Bochum. Beim Konzert der Bochumer Symphoniker im Musikforum spielt der chinesische Geiger virtuos. Das Orchester spielt für die Menschen in der Ukraine.
Der neue GMD und sein Bochumer Orchester: Das wird immer mehr zu einer hochklassigen Einheit. Bei zwei berauschenden Symphoniekonzerten mit Werken von Felix Mendelssohn Bartholdy und Kurt Weill am Wochenende im Musikforum zeigen die Bochumer Symphoniker eine grandiose Leistung.
Nebenbei bereitet es unerhörten Spaß, Tung-Chieh Chuang bei seiner Arbeit an der für ihn noch immer neuen Wirkungsstätte zu beobachten. Gnadenlos detailversessen, dabei doch verspielt und von einer sympathischen Neugier angetrieben, führt er die Musikerinnen und Musiker durch einen Abend, an den sich mancher Konzertbesucher noch lange erinnern wird.

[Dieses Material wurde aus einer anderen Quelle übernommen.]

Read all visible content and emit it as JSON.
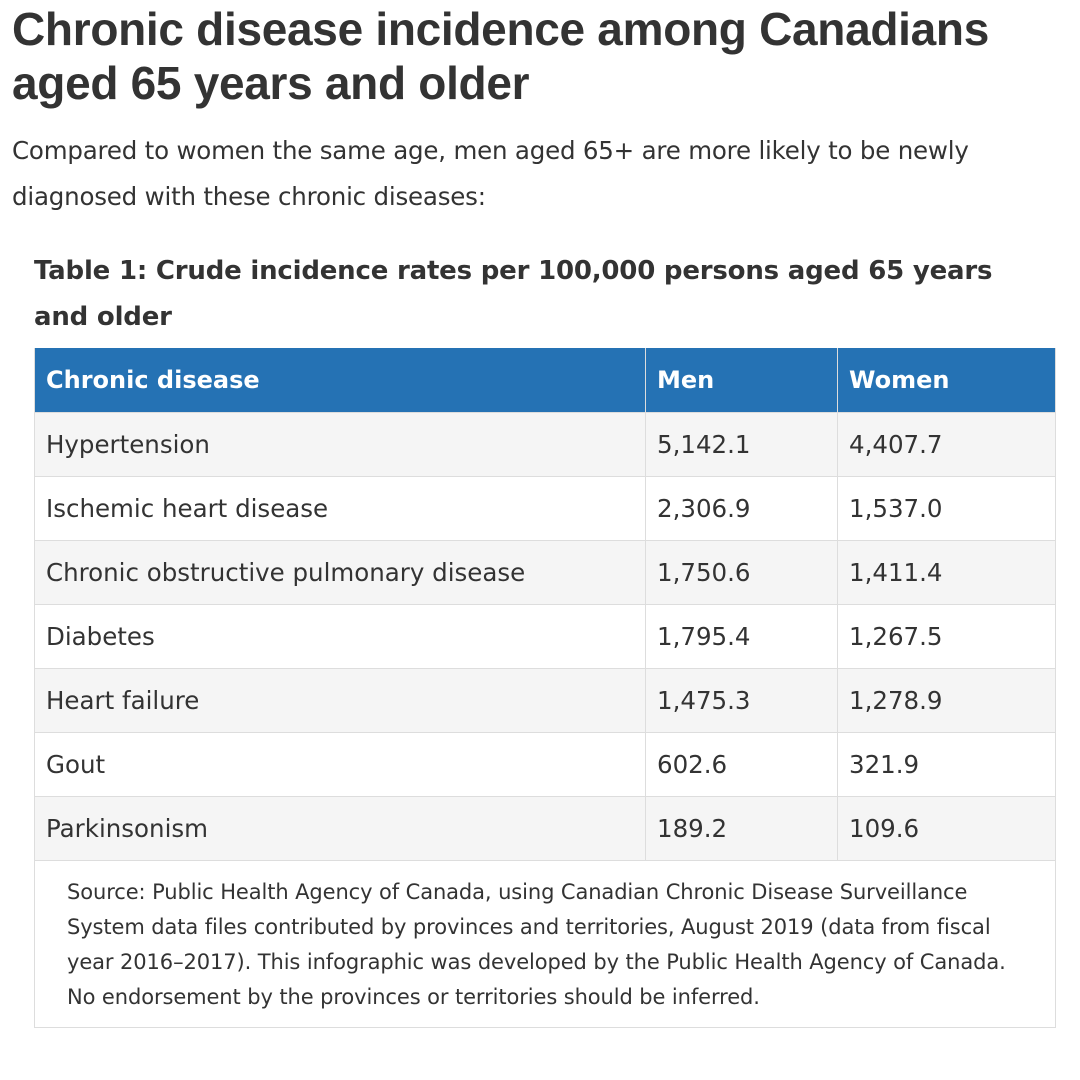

Bochumer Symphoniker spielen berauschende Konzerte
Wie immer gilt in der neuen Reihe „Von Herzen“, die Chuang zu seinem Dienstantritt im vergangenen Herbst angestoßen hat: Los geht’s bereits eine Stunde vor Beginn. Die Einführungen, die der 40-jährige Taiwanese im großen Saal anbietet, sind inzwischen zu einer kleinen Tradition geworden. Ganz zivil in Jeans, Turnschuhen und auf Englisch (seine Assistentin Magdalena Klein übersetzt) erzählt er manch interessante Details über das folgende Konzertprogramm. Dafür braucht kein Kenner zu sein, wer dem folgen möchte.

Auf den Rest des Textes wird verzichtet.